Thursday, May 5, 2011

Beyond Deception as a Victor

It was then that I knew that my world was ending. Jamie took my hand and squeezed it, her lips spilling words I didn't hear, her eyes releasing her surplus of emotion. And so came the end in the middle of the beginning, a breath taken in and released, and I knew my world was ending.

When the funeral procession dragged across my bleeding thoughts, I saw Jamie standing a little bit away, pouring forth a river from her never ending soul. Inside my heart a voice cried out to her, but she had long been blinded to my words and I had forgotten how to communicate.

My life had been a veil and I unwillingly hid behind disabilities and handicaps, two words that shaped my future like patronizing hands. If I could perhaps discover my tongue inside the folds and caves of tender silence, maybe I could show that titles are simply a name. But for now I only had eyes and a mind that could not be quieted, and I watched with a dead sort of eagerness.

I saw him with Jamie often enough, even after the grass was green over the disturbed soil and the stone worn of gloss. He showed a reckless, daring sort of love that Jamie countered with her gentle and tearful ways. In time he became part of her, part of the idea she held, part of the air she breathed. It was counterintuitive that she hold him to her body when all in all, he would one day rest under the same soil, with or without the beautiful girl that seemed to float on insecurities.

The tutors came and went, but each had a shortcoming that sent them down the path of the Condescenders. Therapist and counselors were discarded with old memories, and although I clung to the milestones, they left Jamie's mind like unimportant insects. She had a Laugh-Giver and a Love-Offering and the words associated with my face grew until they were all anyone could see anymore.

I fought to believe that I wasn't drowning and that there was still air at some indefinite height that I could reach if I swam long enough. The dreams I stored were like butterflies and I prayed that they wouldn't leave in my sleep.

When Jamie was in white and was beautiful, I sat on the steps and I watched her, invisible to the cultured and forgotten to the thoughtful. Like a day, my world had ended and with it left the prizes I had gained and the truth I had entrusted in a fallible mind. Now controlled the assumptions, the impressions, the judgements, and the nights were a startling release from the tongues that did not rest.

Before long, Jamie had disappeared and left me with an empty house full of haunting illusions. And yet I struggled and I breathed and I worked, and the untarnished pages refused to burn with my wishes.

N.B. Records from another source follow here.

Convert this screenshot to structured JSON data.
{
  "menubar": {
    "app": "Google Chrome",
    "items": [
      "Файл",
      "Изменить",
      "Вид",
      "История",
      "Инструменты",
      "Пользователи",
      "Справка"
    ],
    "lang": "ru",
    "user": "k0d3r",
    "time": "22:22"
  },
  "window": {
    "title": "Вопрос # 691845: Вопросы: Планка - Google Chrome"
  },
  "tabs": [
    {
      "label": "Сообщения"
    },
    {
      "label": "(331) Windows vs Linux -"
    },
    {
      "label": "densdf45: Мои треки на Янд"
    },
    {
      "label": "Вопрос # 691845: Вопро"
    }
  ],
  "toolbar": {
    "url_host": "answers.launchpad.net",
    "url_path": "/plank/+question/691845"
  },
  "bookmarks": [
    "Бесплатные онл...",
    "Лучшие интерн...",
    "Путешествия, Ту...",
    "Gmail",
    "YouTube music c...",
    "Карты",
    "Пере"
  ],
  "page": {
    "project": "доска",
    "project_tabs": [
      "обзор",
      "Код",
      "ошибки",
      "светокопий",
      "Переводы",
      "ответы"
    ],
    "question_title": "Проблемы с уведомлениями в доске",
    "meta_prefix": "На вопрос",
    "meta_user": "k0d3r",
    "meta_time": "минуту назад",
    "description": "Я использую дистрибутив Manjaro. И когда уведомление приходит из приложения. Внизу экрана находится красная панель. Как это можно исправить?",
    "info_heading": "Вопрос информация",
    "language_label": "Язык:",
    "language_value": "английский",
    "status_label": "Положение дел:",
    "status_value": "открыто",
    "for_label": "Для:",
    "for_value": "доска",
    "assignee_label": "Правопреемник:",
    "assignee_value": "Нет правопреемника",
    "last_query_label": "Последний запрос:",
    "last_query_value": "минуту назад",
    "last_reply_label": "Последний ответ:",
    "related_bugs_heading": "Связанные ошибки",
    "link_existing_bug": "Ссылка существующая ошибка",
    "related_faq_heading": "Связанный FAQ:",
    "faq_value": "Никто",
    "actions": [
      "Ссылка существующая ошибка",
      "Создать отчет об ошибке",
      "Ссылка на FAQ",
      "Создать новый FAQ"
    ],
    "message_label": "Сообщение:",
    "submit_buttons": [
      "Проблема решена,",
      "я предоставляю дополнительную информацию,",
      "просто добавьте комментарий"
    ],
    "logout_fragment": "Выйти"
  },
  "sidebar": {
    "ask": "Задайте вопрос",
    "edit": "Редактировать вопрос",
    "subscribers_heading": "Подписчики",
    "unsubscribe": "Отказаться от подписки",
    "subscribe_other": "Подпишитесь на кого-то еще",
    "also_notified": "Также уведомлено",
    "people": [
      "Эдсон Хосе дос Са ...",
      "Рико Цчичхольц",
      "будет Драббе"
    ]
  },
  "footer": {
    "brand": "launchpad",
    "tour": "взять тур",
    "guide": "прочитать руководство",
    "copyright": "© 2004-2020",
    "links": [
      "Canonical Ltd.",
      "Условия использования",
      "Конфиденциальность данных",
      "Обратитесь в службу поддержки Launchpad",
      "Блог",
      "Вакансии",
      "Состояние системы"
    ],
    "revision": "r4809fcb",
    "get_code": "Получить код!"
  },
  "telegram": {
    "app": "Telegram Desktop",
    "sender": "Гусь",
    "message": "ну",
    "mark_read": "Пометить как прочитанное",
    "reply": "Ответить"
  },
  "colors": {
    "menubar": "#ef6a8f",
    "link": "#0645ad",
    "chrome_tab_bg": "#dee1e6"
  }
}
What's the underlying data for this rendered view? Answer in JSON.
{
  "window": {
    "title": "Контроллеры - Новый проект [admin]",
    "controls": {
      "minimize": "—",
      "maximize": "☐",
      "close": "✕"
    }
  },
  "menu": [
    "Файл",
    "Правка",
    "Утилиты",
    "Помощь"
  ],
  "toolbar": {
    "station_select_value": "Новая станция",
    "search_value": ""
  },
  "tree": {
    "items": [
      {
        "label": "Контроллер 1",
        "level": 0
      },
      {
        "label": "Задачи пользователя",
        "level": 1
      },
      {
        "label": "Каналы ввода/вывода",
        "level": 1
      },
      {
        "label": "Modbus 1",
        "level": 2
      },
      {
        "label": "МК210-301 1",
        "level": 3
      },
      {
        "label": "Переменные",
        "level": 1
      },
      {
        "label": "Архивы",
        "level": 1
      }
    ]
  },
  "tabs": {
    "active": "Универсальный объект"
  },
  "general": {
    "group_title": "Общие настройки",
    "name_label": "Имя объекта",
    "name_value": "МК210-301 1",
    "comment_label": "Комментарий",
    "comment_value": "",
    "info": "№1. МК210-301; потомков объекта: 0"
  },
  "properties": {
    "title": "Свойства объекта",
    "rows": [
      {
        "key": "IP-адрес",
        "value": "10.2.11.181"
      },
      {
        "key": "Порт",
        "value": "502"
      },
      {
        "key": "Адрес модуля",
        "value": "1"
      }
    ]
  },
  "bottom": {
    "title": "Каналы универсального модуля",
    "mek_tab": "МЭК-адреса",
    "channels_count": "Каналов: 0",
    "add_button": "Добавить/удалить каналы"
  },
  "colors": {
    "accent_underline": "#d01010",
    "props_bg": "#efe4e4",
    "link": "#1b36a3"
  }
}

My mind was still young and my thoughts were not dull, but my voice had been lost in the wind and with death, and before death, and before life, and it was predestined and it was how it should be.

Of the two expressions I had not lost, only one was screaming. The other was more subtly discovered, like a face never forgotten or a sound always remembered. In my youthful desperation, I had misplaced the power of no names and had started believing the lies that Jamie lived. But I was not dead and I was not dull and I will not be silenced.

And when the music played, my voice mingled with the notes and again I breathed.